Design, synthesis, characterization and properties of magnetic nanoparticle–nanocarbon hybrids

Abstract

Carbon nanostructured materials such as carbon nanotubes and graphene oxide are attracting much attention due to their outstanding chemical and physical properties. Metal nanoparticle-decoration can provide additional functionalities to these nanocarbons. Many chemical methods are being used for the synthesis of these metal nanoparticle-functionalized nanocarbon hybrids. On the other hand, the outstanding properties of spinelle iron oxide magnetic (MAG) nanoparticles have been efficiently used for a variety of applications such as manipulation of biomolecules and cells, cancer hyperthermia, and medical devices. Therefore, MAG nanoparticle decoration of carbon nanotubes and graphene oxide can provide promising nanohybrid materials for nanobiotechnological applications. In this work, we present a straightforward chemical route for MAG nanoparticle decoration of nanocarbon supports including carbon nanotubes and graphene oxide using in situ high-temperature decomposition method.
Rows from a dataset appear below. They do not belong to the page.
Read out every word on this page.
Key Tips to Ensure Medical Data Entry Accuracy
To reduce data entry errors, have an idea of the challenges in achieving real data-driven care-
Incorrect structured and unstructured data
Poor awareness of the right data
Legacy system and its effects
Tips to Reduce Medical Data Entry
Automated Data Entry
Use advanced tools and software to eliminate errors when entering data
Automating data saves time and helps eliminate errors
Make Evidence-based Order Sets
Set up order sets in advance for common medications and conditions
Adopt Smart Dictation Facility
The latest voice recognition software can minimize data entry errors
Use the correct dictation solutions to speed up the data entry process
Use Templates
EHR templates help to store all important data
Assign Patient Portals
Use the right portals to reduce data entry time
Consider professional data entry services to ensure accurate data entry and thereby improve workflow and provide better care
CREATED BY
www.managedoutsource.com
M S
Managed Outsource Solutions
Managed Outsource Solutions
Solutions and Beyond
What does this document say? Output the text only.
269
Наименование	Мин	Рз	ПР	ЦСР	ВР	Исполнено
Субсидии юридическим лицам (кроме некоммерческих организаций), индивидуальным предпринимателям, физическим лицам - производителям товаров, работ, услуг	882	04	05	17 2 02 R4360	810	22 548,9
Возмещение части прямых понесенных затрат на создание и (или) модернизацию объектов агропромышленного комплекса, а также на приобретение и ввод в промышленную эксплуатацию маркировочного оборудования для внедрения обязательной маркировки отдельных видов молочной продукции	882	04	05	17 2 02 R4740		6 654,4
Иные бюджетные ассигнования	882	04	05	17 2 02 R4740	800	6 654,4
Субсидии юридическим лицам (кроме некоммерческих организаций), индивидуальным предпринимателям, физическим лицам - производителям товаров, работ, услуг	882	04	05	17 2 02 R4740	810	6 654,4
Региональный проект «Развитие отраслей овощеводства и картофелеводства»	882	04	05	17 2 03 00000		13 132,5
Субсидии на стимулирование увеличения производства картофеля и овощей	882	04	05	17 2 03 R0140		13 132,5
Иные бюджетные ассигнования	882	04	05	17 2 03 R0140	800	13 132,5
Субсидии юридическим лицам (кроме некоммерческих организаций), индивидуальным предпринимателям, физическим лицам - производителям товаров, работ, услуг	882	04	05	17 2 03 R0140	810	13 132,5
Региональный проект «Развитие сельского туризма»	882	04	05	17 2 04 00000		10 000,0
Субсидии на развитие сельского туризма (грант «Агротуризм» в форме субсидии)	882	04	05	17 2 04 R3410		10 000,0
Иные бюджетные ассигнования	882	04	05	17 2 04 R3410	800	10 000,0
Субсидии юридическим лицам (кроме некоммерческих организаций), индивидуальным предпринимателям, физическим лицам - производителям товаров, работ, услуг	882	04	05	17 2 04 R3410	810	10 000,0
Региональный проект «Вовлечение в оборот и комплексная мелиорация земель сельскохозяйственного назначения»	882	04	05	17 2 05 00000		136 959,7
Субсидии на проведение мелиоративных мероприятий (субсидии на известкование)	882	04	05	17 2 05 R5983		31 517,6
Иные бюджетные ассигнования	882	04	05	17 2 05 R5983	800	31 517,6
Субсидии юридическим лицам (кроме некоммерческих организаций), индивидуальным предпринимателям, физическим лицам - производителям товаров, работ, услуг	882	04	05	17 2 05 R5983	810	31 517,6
This chemical methodology allows precisely controlling the MAG nanoparticle content, the MAG nanoparticle size leading to a uniform coating on the different carbon supports. The properties of these new hybrids have been thoroughly evaluated. Our results show that the MAG nanoparticle decoration process strongly affects the structural and magnetic characteristics of the hybrids. The combination of MAG nanoparticle and nanocarbon materials will open the door to their use in different domains including nanocomposites, wastewater treatment, sensors, biomaterials, and cancer therapy.